People are accustomed to giving up things for Lent. Perhaps we need to start a new tradition and start giving up things for Easter.
What’s that you ask? Why would someone give things up for Easter?
Where Lent is a season of discipline and prayer, fasting and self-denial, Easter is a time of celebration and of joy, of living in the Lord’s time of wonder. Self-denial may seem out of place in a time of joy but in some ways it is impossible for us to truly feel joy unless we let go of some negative feelings and emotions that prevent us from fully taking in what is available to us during the Easter season.
Imagine that you are a kid in a candy store and you see a big jar of jawbreakers sitting on the counter and your mouth starts watering. You really, really want a piece of candy. The store manager says, “Try your luck. You can have free as many pieces as you can take from the jar in one pull.”
You reach into the jar and grab a large handful of candy, closing your fingers on your treasure. However, when you try to remove your hand from the jar, it won’t come out. It’s stuck. The mouth of the jar is big enough for your unclenched hand to enter with room to spare, but as soon as you grab a handful of candy and close your fist, the jar’s mouth is too small. The only way to get your hand out of the jar is to let go of the candy.
The same happens to us when it comes to matters of faith. We see all of the joys of the Easter season, which lasts for 50 days until Pentecost. We truly want to celebrate, but we can’t because we are holding on to our fears and our concerns, our petty jealousies and closed attitudes.
Like the child grabbing too much in the candy store, we are not able to take advantage of the Easter celebration as long as our fists are closed.
In order to truly revel in the joy of the Resurrection, we have to realize that there are things we must give up, and the things we must give up are those that get in the way of our true joy.
Unlike Lent, when people give up things they enjoy or love as a sacrifice, Easter can bring a type of dumping, a spiritual spring cleaning, if you will, of attitudes and behaviors that are useless and are a hindrance to our happiness.
To start, give up hungering for things. Instead, hunger for God. In John 4:14, which we read during Lent, Jesus tells the Samaritan woman at the well that he is the living water that relieves all thirst. In John 6:51, Jesus tells his followers that he is the bread of life and that those who eat of his flesh will live forever.
Baptism and the Eucharist are major parts of the Easter celebration. The Lord offers us all the water and food that will satisfy our hunger. All we have to do is open our minds and hearts to accept these gifts. Don’t hold on so tightly to the material. Let the Lord satisfy your hunger instead.
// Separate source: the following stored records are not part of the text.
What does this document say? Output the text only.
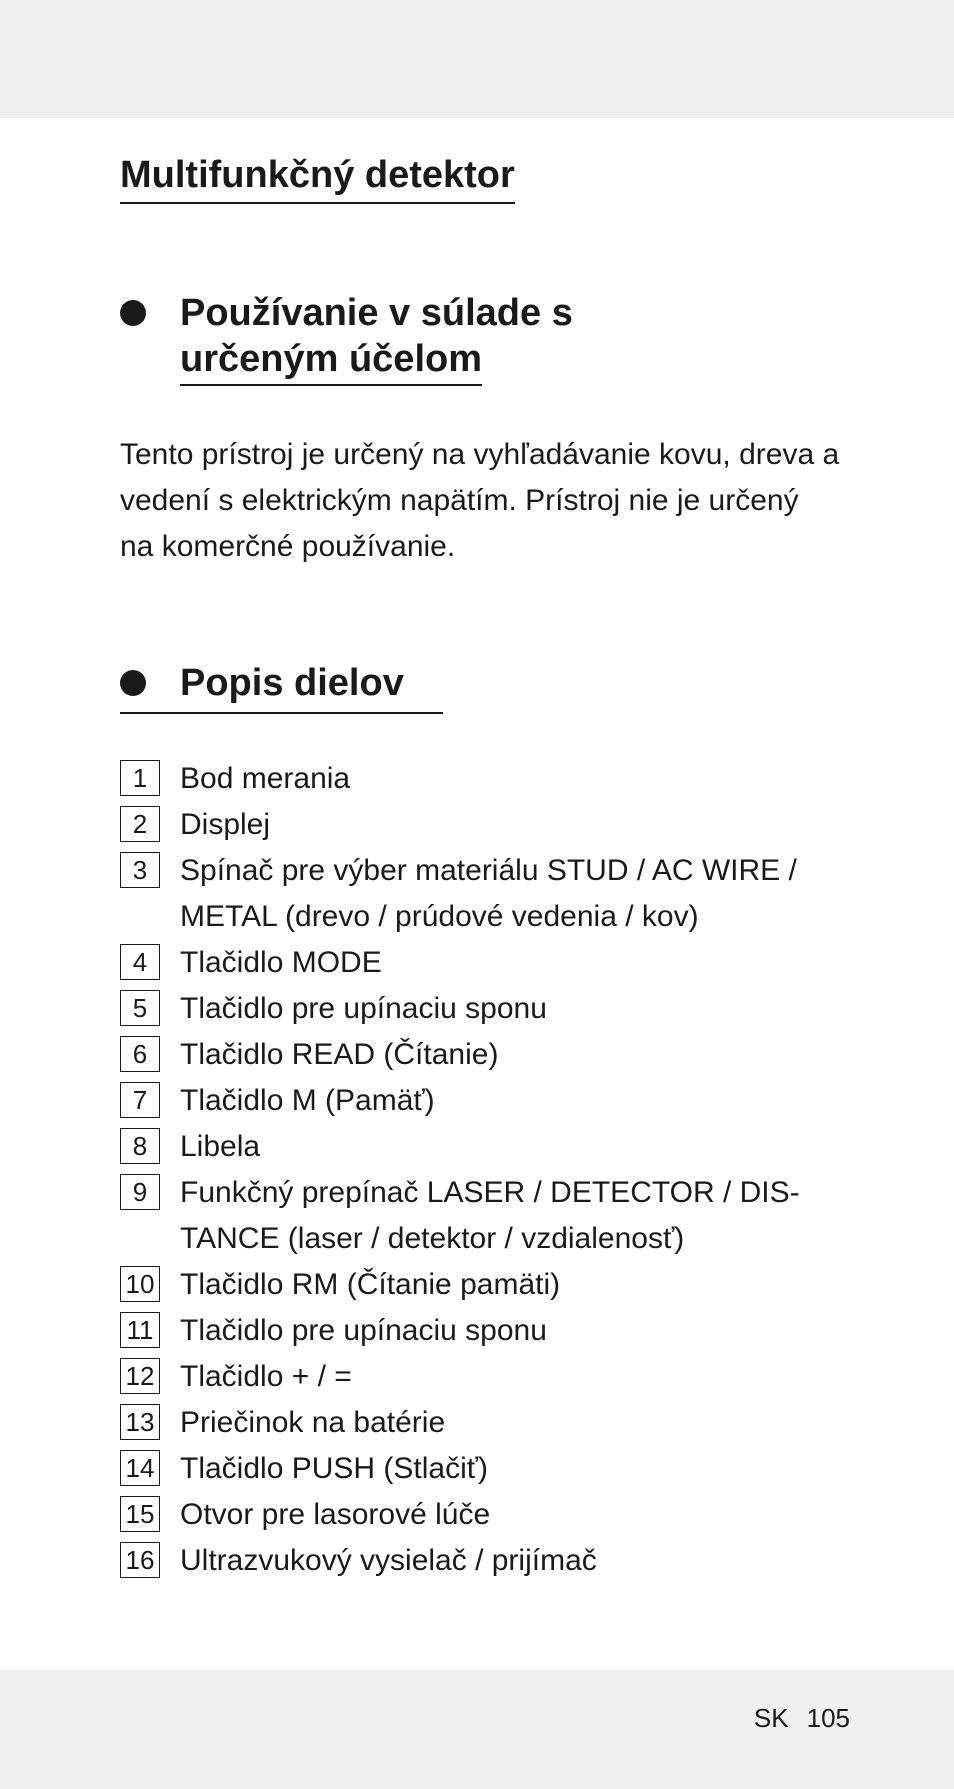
Multifunkčný detektor
Používanie v súlade s
určeným účelom

Tento prístroj je určený na vyhľadávanie kovu, dreva a vedení s elektrickým napätím. Prístroj nie je určený na komerčné používanie.

Popis dielov
1	Bod merania
2	Displej
3	Spínač pre výber materiálu STUD / AC WIRE / METAL (drevo / prúdové vedenia / kov)
4	Tlačidlo MODE
5	Tlačidlo pre upínaciu sponu
6	Tlačidlo READ (Čítanie)
7	Tlačidlo M (Pamäť)
8	Libela
9	Funkčný prepínač LASER / DETECTOR / DIS- TANCE (laser / detektor / vzdialenosť)
10 Tlačidlo RM (Čítanie pamäti)
11 Tlačidlo pre upínaciu sponu
12 Tlačidlo + / =
13 Priečinok na batérie
14 Tlačidlo PUSH (Stlačiť)
15 Otvor pre lasorové lúče
16 Ultrazvukový vysielač / prijímač
SK 105
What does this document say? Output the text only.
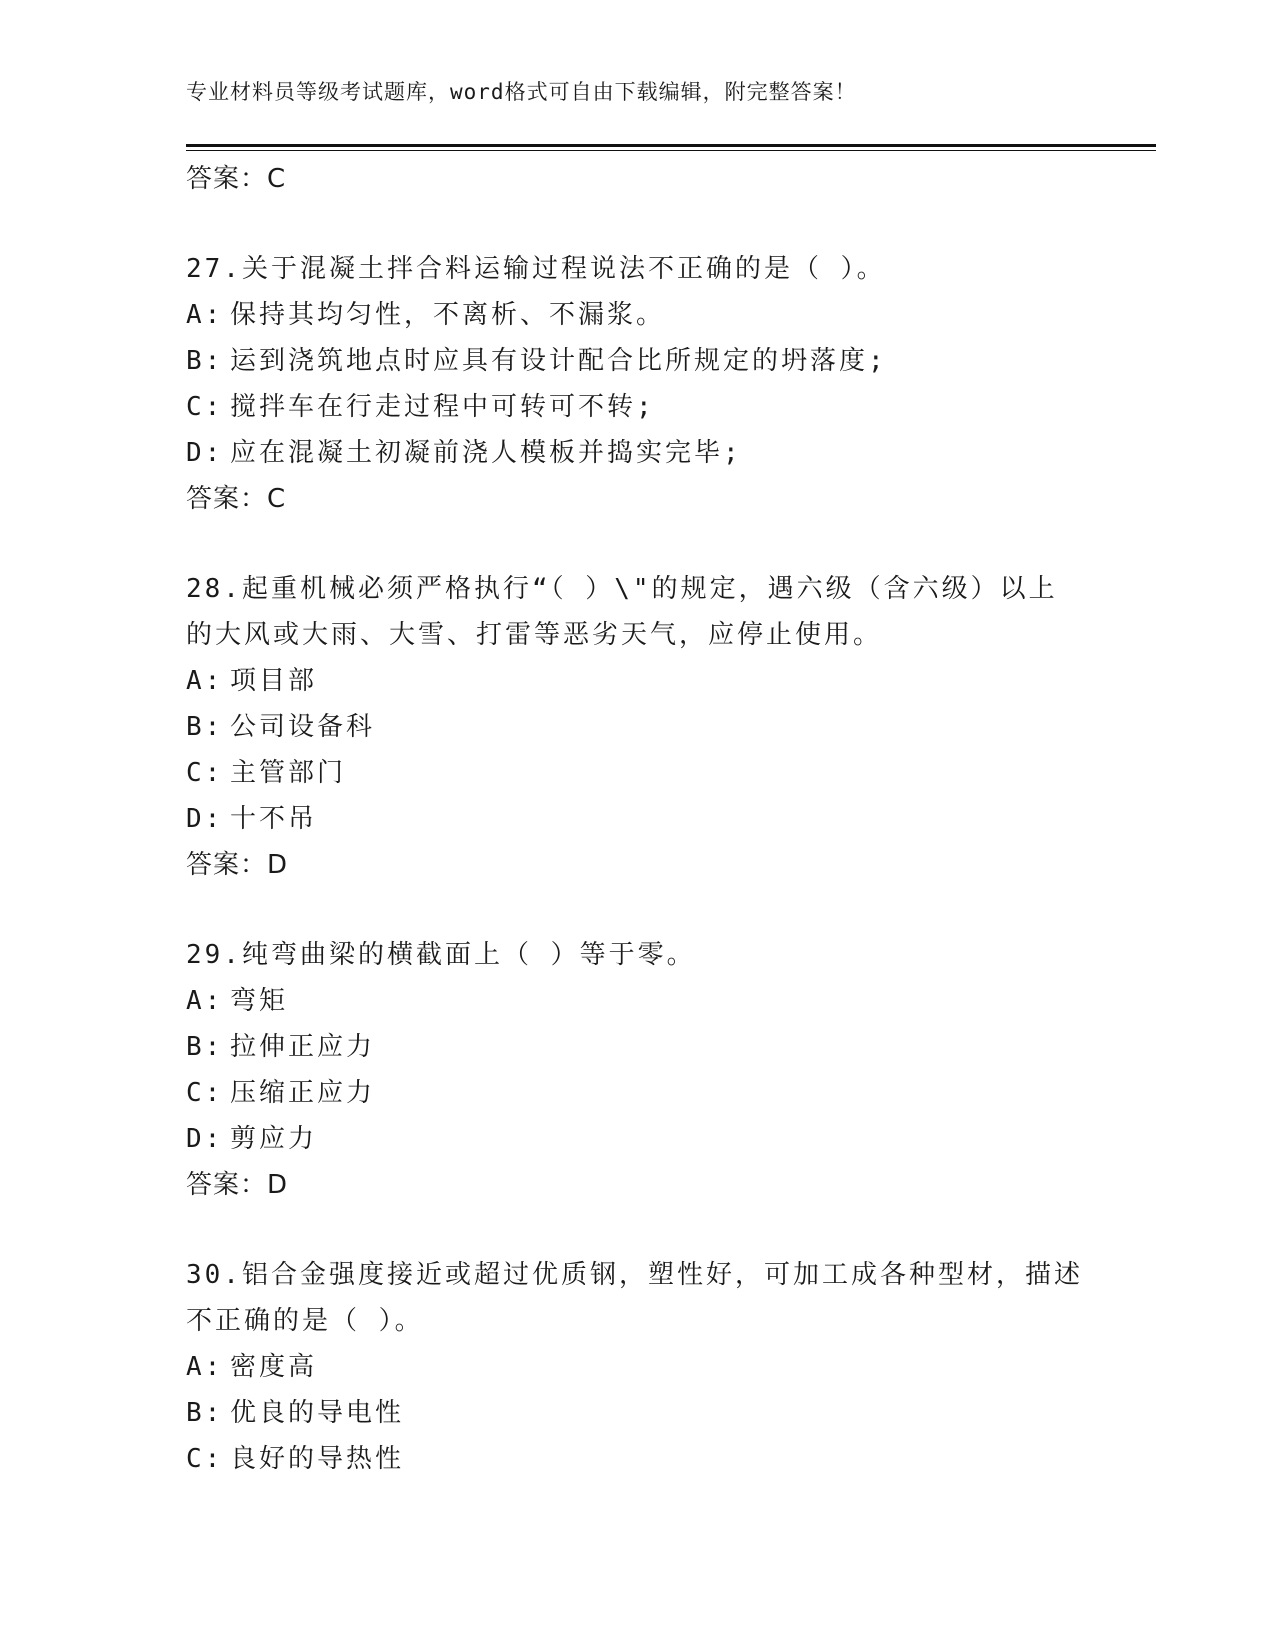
专业材料员等级考试题库，word格式可自由下载编辑，附完整答案！
答案：C
27.关于混凝土拌合料运输过程说法不正确的是（ ）。
A: 保持其均匀性，不离析、不漏浆。
B: 运到浇筑地点时应具有设计配合比所规定的坍落度;
C: 搅拌车在行走过程中可转可不转;
D: 应在混凝土初凝前浇人模板并捣实完毕;
答案：C
28.起重机械必须严格执行“（ ）\"的规定，遇六级（含六级）以上
的大风或大雨、大雪、打雷等恶劣天气，应停止使用。
A: 项目部
B: 公司设备科
C: 主管部门
D: 十不吊
答案：D
29.纯弯曲梁的横截面上（ ）等于零。
A: 弯矩
B: 拉伸正应力
C: 压缩正应力
D: 剪应力
答案：D
30.铝合金强度接近或超过优质钢，塑性好，可加工成各种型材，描述
不正确的是（ ）。
A: 密度高
B: 优良的导电性
C: 良好的导热性
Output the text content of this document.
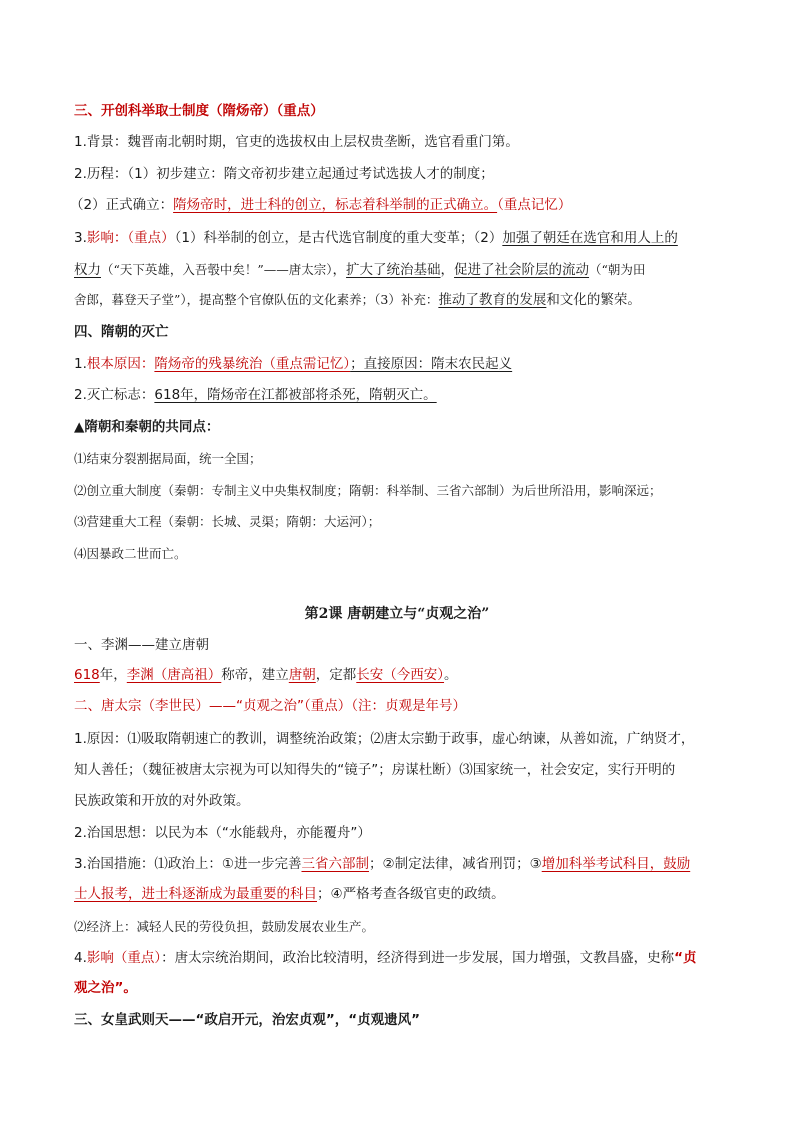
三、开创科举取士制度（隋炀帝）（重点）
1.背景：魏晋南北朝时期，官吏的选拔权由上层权贵垄断，选官看重门第。
2.历程：（1）初步建立：隋文帝初步建立起通过考试选拔人才的制度；
（2）正式确立：隋炀帝时，进士科的创立，标志着科举制的正式确立。（重点记忆）
3.影响：（重点）（1）科举制的创立，是古代选官制度的重大变革；（2）加强了朝廷在选官和用人上的
权力（“天下英雄，入吾彀中矣！”——唐太宗），扩大了统治基础，促进了社会阶层的流动（“朝为田
舍郎，暮登天子堂”），提高整个官僚队伍的文化素养；（3）补充：推动了教育的发展和文化的繁荣。
四、隋朝的灭亡
1.根本原因：隋炀帝的残暴统治（重点需记忆）；直接原因：隋末农民起义
2.灭亡标志：618年，隋炀帝在江都被部将杀死，隋朝灭亡。
▲隋朝和秦朝的共同点：
⑴结束分裂割据局面，统一全国；
⑵创立重大制度（秦朝：专制主义中央集权制度；隋朝：科举制、三省六部制）为后世所沿用，影响深远；
⑶营建重大工程（秦朝：长城、灵渠；隋朝：大运河）；
⑷因暴政二世而亡。
第2课 唐朝建立与“贞观之治”
一、李渊——建立唐朝
618年，李渊（唐高祖）称帝，建立唐朝，定都长安（今西安）。
二、唐太宗（李世民）——“贞观之治”（重点）（注：贞观是年号）
1.原因：⑴吸取隋朝速亡的教训，调整统治政策；⑵唐太宗勤于政事，虚心纳谏，从善如流，广纳贤才，
知人善任；（魏征被唐太宗视为可以知得失的“镜子”；房谋杜断）⑶国家统一，社会安定，实行开明的
民族政策和开放的对外政策。
2.治国思想：以民为本（“水能载舟，亦能覆舟”）
3.治国措施：⑴政治上：①进一步完善三省六部制；②制定法律，减省刑罚；③增加科举考试科目，鼓励
士人报考，进士科逐渐成为最重要的科目；④严格考查各级官吏的政绩。
⑵经济上：减轻人民的劳役负担，鼓励发展农业生产。
4.影响（重点）：唐太宗统治期间，政治比较清明，经济得到进一步发展，国力增强，文教昌盛，史称“贞
观之治”。
三、女皇武则天——“政启开元，治宏贞观”，“贞观遗风”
It also would serve us well to give up bitterness and resentment, jealousy and envy. In Galatians 3:28, the apostle Paul offered this advice: “There is neither Jew nor Greek, there is neither slave nor free person, there is not male and female; for you are all one in Christ Jesus.”
Scripture scholars suggest that this statement is an early baptismal formula, words that the early church used when people were baptized. To the Galatians, Paul is doing more than offering them sage advice. He is reminding them of what it means to be a Christian.
If all are “one in Christ Jesus,” there is no room for jealousy or envy, bitterness or resentment.
As long as we hold bad feelings in our hearts, we are not free to savor Easter joy.
To the list, add giving up loneliness and fear, especially fear of sickness and death. Jesus’ disciples were heartbroken when he was crucified. Their hopes and dreams had died with Jesus. The Gospels tell us that most of the disciples fled and hid, thinking that they had been fools. Then came the Resurrection and things changed.
The fullness of Jesus’ teaching became real for them: The kingdom of God that Jesus had preached took on new meaning in light of the resurrection.
That’s the ultimate good news of Christianity: death has no more power over us. This revelation filled the first disciples with such joy that they took to the streets at Pentecost to share it with others. They did so with such enthusiasm that many in the crowd thought they were drunk. To believe in the Resurrection, we must, like the disciples, let go of our fears.
If we let go of all of these negative things, only then can Easter, its 50 days and beyond, truly begin.
Mulhall lives and writes in Laurel, Md.